A rifle bullet spattered on the rock above him, and he postponed decision. “Needs thinking over,” he told himself. “We’ll see what we will see.”
They held him in siege all that afternoon, and toward sunset brought a barrel of kerosene from town. Men climbed the hill above the cave, where the bullets could not reach them, and poured this oil so that it ran down into a pool just in front of his retreat. Then they set fire to it. He saw at once that he could not endure the smoke and gas, and after some preparations shouted his surrender.

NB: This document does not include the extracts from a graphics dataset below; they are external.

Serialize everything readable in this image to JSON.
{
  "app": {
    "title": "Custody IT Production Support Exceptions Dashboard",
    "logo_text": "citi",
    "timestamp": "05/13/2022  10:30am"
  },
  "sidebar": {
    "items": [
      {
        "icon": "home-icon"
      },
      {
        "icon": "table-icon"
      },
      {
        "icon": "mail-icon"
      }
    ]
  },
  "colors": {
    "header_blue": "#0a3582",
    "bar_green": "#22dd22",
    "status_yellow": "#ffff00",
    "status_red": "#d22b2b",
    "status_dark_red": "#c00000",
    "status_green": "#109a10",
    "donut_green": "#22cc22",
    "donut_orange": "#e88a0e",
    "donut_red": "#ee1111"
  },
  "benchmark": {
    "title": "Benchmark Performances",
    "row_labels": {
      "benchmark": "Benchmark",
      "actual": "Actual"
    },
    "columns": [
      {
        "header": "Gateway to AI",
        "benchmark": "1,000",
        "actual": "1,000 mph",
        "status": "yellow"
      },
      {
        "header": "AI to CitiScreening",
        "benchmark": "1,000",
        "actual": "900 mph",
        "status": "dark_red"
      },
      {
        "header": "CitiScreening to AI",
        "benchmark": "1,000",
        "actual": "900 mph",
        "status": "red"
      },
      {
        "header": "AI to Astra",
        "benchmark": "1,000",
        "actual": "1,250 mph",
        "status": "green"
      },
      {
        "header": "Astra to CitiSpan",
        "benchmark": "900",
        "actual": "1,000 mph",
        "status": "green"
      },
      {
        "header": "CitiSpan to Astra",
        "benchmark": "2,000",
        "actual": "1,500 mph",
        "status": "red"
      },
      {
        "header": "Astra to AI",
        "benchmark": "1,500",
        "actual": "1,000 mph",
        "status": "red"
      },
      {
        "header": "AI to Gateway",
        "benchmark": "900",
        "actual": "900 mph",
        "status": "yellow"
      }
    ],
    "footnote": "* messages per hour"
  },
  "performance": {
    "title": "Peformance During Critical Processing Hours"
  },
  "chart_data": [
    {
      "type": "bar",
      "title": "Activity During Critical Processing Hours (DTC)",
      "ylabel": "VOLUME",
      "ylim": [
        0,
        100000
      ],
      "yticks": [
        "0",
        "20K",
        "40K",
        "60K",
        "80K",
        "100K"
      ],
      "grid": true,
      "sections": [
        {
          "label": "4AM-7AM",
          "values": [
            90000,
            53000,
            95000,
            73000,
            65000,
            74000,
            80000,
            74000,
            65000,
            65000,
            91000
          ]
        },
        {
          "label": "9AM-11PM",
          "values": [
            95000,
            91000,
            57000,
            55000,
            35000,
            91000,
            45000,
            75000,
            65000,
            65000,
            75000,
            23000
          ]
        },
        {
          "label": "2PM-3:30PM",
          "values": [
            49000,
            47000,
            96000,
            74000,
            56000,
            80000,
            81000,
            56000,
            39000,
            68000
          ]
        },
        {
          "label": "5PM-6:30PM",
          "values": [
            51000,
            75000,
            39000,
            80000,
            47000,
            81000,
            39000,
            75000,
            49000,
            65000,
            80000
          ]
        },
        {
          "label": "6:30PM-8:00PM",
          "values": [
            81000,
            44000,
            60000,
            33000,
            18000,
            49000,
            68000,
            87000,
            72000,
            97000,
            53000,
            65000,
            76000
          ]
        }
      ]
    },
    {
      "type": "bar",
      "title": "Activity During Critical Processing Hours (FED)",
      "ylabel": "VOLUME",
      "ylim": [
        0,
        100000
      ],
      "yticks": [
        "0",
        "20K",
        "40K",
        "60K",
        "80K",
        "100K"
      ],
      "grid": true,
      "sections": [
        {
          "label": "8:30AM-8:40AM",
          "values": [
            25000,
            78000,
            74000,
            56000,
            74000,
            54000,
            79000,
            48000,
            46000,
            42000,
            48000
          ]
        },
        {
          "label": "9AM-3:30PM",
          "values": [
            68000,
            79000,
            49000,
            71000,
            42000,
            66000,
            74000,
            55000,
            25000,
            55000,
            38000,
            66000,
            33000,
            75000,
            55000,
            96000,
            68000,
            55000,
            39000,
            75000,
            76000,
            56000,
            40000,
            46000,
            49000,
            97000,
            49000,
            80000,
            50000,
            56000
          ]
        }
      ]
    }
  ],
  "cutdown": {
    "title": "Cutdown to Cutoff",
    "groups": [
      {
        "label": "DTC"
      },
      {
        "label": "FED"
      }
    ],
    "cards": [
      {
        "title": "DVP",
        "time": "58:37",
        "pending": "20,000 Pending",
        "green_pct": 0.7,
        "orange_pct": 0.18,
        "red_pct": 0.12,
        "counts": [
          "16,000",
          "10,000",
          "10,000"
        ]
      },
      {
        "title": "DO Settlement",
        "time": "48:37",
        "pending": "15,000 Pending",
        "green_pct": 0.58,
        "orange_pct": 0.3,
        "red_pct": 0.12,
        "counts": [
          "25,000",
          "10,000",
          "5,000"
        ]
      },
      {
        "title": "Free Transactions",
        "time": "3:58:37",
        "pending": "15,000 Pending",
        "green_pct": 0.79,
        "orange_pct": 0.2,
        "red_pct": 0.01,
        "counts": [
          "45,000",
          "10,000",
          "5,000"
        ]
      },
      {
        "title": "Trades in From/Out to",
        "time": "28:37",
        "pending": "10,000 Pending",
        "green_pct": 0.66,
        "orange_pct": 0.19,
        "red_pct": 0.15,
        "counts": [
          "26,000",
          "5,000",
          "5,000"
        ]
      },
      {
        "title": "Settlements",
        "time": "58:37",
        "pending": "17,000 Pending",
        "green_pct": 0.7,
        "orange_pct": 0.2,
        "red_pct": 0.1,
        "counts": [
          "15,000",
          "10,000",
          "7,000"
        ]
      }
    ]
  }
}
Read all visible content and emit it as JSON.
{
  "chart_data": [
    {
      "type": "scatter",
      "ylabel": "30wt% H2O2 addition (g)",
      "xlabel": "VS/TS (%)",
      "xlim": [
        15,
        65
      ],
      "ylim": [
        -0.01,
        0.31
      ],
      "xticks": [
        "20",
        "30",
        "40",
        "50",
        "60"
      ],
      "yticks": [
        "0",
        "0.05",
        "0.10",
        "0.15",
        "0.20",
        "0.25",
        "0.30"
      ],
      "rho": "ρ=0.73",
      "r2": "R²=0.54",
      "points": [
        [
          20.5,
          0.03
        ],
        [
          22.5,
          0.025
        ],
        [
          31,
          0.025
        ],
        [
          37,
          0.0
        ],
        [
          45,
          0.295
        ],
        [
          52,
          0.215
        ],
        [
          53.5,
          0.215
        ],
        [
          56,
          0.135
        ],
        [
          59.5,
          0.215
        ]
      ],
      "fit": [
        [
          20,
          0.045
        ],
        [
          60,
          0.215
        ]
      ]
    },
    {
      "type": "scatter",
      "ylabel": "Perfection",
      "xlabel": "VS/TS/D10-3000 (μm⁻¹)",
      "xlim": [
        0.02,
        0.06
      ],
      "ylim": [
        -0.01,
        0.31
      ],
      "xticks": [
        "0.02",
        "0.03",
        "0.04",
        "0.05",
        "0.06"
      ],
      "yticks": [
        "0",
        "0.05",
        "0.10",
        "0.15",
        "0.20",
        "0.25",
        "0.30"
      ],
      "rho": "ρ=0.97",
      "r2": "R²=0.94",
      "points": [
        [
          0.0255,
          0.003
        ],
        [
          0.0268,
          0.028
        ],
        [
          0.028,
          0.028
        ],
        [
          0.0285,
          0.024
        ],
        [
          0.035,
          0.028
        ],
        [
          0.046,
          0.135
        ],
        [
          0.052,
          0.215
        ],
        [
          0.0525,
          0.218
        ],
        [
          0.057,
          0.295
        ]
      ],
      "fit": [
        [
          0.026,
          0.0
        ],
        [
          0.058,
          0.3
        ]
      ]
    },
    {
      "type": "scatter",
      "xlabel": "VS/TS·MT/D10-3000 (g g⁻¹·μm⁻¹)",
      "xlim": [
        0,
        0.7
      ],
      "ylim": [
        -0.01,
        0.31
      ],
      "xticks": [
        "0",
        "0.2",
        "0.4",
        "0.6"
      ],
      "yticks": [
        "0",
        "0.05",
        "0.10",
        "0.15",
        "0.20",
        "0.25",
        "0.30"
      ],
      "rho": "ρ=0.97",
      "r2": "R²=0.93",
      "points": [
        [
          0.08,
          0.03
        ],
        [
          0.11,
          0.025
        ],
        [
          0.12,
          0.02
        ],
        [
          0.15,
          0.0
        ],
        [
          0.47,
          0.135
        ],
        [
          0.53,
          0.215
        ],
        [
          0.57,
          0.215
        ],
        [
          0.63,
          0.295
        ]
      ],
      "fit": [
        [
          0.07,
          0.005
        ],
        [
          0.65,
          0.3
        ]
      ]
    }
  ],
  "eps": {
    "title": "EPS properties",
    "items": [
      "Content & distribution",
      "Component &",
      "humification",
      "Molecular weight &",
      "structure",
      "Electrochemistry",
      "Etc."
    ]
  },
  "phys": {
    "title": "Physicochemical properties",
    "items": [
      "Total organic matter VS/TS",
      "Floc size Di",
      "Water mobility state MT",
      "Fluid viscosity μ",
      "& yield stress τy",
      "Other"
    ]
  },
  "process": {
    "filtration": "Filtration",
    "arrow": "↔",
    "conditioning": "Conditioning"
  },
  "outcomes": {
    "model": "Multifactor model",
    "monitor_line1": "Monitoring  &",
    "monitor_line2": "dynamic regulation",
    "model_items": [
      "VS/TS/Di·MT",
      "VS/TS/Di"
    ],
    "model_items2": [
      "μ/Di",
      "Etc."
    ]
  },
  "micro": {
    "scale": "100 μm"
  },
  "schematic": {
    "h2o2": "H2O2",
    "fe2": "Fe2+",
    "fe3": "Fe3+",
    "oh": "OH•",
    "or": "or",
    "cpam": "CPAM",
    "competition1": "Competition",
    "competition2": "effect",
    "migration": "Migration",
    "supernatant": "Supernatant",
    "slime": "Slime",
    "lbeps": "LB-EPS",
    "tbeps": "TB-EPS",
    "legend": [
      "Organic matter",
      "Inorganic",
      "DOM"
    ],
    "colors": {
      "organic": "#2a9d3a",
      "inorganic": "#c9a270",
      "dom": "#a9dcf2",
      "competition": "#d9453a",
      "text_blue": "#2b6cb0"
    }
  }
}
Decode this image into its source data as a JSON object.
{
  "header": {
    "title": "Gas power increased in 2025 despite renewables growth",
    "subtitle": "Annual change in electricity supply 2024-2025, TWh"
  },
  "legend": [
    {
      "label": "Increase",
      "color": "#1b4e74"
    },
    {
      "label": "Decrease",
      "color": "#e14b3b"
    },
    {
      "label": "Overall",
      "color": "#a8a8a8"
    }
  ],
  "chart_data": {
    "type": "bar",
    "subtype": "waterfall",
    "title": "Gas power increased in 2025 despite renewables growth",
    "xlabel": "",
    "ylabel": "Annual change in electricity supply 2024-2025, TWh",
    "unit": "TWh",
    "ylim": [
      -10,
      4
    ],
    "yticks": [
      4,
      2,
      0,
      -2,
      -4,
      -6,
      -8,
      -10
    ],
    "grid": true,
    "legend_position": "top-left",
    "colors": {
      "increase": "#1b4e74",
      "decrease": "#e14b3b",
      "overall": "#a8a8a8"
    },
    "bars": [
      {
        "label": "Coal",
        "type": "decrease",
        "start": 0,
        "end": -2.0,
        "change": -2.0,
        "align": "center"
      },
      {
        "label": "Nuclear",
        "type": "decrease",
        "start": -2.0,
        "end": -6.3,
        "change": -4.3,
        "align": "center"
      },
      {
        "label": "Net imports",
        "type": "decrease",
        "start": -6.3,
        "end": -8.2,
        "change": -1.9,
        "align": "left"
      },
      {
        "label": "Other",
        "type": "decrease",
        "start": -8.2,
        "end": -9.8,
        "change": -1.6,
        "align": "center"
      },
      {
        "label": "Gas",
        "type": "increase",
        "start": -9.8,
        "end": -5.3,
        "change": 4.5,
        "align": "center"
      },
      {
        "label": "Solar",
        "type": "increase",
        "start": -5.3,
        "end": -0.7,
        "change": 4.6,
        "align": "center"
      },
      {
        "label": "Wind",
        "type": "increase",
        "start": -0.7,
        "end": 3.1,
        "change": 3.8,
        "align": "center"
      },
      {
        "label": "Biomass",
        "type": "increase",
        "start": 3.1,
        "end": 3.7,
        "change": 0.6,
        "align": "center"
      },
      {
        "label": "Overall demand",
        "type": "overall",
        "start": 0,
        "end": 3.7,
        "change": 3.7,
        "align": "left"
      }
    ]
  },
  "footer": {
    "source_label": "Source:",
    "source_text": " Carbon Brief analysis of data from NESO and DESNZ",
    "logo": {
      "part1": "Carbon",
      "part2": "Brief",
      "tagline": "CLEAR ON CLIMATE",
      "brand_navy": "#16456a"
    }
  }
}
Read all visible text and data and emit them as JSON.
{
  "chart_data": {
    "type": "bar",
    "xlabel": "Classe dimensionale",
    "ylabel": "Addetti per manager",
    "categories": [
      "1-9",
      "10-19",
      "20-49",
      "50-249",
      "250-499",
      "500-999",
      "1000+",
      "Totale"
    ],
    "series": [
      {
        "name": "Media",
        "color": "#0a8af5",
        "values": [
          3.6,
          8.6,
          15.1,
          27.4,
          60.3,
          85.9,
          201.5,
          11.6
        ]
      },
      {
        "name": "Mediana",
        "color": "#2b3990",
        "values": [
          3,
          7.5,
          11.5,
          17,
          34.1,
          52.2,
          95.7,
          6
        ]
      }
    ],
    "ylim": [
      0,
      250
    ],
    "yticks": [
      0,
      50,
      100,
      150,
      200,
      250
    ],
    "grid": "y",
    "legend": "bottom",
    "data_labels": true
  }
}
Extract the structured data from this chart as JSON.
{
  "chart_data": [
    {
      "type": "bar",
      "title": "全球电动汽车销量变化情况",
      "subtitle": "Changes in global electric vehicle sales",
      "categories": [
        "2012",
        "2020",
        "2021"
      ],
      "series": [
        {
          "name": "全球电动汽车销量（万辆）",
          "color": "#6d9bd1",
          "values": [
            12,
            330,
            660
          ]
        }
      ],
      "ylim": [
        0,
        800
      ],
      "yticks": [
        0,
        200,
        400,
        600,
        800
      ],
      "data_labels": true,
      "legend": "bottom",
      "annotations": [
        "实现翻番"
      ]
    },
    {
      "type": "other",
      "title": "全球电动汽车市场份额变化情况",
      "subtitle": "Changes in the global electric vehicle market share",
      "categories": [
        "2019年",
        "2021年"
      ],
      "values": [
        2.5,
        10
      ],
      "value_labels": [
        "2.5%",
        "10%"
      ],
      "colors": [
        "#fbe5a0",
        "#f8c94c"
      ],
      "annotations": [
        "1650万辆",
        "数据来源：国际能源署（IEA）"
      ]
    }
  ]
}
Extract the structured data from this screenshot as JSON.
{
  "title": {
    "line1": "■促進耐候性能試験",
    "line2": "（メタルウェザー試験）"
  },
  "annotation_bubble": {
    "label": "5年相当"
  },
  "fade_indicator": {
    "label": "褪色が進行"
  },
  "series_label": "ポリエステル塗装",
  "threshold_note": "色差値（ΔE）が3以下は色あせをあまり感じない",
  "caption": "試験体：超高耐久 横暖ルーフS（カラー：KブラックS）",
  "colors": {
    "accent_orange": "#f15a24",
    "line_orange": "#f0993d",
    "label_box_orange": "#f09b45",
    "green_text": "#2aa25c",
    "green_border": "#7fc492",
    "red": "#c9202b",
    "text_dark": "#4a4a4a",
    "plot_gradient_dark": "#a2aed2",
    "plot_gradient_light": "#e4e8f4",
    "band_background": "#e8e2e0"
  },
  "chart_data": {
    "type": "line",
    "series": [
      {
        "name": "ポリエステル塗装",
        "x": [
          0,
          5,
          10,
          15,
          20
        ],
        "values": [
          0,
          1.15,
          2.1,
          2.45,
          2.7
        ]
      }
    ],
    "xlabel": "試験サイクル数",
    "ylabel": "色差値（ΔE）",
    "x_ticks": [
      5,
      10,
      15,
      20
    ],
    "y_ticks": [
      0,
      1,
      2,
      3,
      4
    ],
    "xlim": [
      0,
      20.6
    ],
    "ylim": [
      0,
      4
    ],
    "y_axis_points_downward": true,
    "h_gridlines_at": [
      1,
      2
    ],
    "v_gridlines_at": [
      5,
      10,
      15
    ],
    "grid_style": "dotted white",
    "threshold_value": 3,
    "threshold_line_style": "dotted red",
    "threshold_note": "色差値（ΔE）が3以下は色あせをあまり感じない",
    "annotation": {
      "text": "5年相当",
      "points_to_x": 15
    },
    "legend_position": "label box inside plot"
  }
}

They bade him come out with his hands in the air, and he did so. His boots were somewhat scorched by the flames. Then they tied his hands behind his back and his ankles beneath the horse’s belly, and took him back to town. Toward dusk he was lodged in the calaboose there, and Nick Russ, the deputy, went on guard outside.
VI
About nine o’clock that night Bud Loupel came to the calaboose and asked if he could talk with Mills. Russ told him to go ahead. Bud asked permission to talk privately; and, though Russ was inclined to protest, he was at length persuaded. The deputy moved away from the little, one-room building, and Bud went inside. Mills was confined in a rude cell of two-by-four timbers. Bud approached these bars, and Jack came to meet him.
Loupel was sweating faintly. “For God’s sake, Jack,” he whispered. “This is terrible!”
Mills grinned. “Well,” he agreed. “It looks right critical to me.”
“If Rand hadn’t happened to get back ahead of time.... Hadn’t come in right then....”
“You didn’t happen to know he was coming, I don’t reckon.”
Loupel cried: “No, no, Jack. Honest to God!”